A no-AI label is a label used on a product to signify that it was not made using generative AI. Phrases on the labels include but are not limited to "human-made", "proudly human" and "AI-free". Some organisations that provide the labels allow product creators to download and use their no-AI labels for free, while others charge creators for analysing the content and allowing the use of the labels if the organisation believes that no AI was used.

== Background ==
In 2025, Merriam-Webster chose "slop" as their word of the year, a term to describe low-quality content created by generative AI. By then AI-generated content had become harder for humans to detect when compared to previous years, as several signs of AI such as malformed hands and unnatural lighting had become much less prominent. Allison Morrow of CNN wrote that watching TikTok videos felt like taking an AI-or-not test. Some companies such as H&M have faced backlash for using AI in their advertising.

== Overview ==
Some companies use labels to clarify that their products were made by humans, which has been compared to "organic produce" labels that may be placed on food, or fair trade labels. The human-made labels are the opposite of "Made by AI" labels. Phrases used in no-AI labels include but are not limited to "human-made", "proudly human" and "AI-free". Organisations want a unified standard so consumers have an understanding of what "AI free" means. Some organisations allow product creators to download and use no-AI labels for free, while others charge the creators to analyse the content and to allow the use of the labels if the organisation believes that no AI was used.

== Examples ==

A "no AI" sign

iHeartMedia has found that 90% of their viewers want the media they consume to be created by humans. In 2025, the company started requiring that their radio station DJs tell listeners that their content is "Guaranteed Human" during their hourly announcements of the station's call sign (the Federal Communications Commission requires these call sign announcements).
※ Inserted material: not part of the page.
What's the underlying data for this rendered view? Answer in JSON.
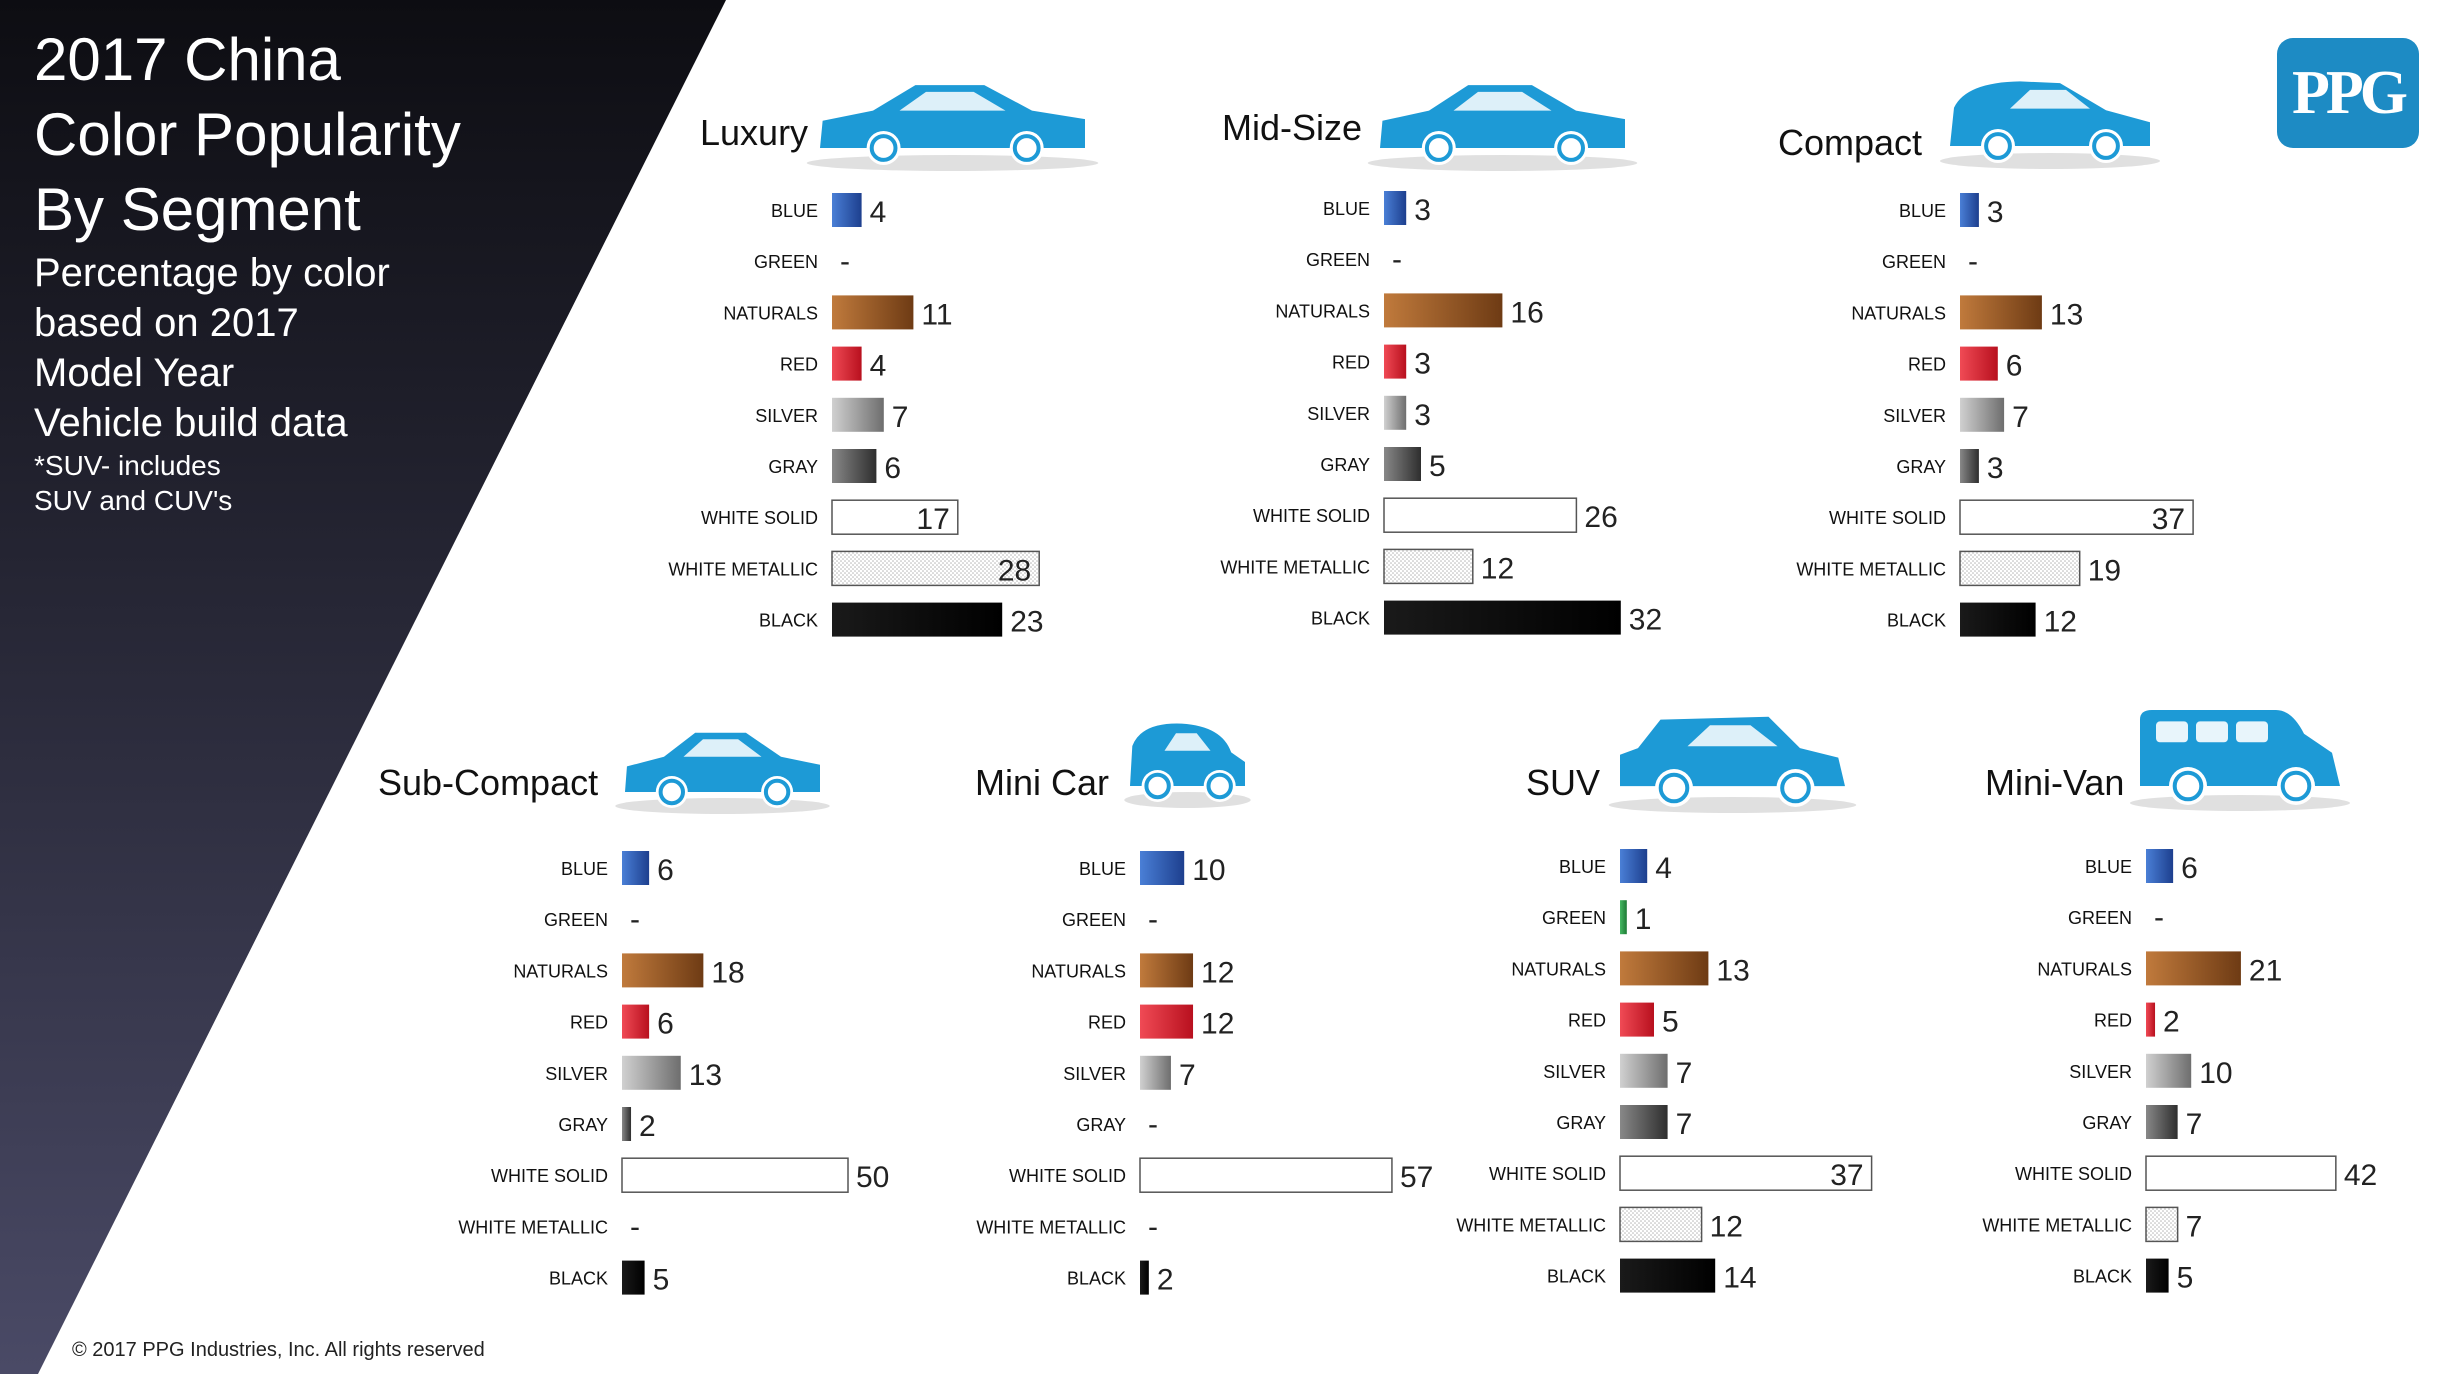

Authors Guild has a "Human Authored" certification. Books that are certified can use a logo that signifies that they were not made with AI. A UK startup named Books By People has an "Organic Literature" certification and allows publishers to use stamps to signify that their books are AI-free. Books by People allows minor uses of AI such as idea creation and formatting.

In 2026, the music streaming platform Spotify launched "Verified by Spotify" badges, which are placed on profiles that follow "defined standards demonstrating authenticity". Profiles that release songs that Spotify deems to be AI-generated are not given the badge. In 2026 The Mise En Scene Company released a "No AI Used" label on the marketing materials of its film Forelock at Berlinale followed by an independent disclosure standard at Cannes.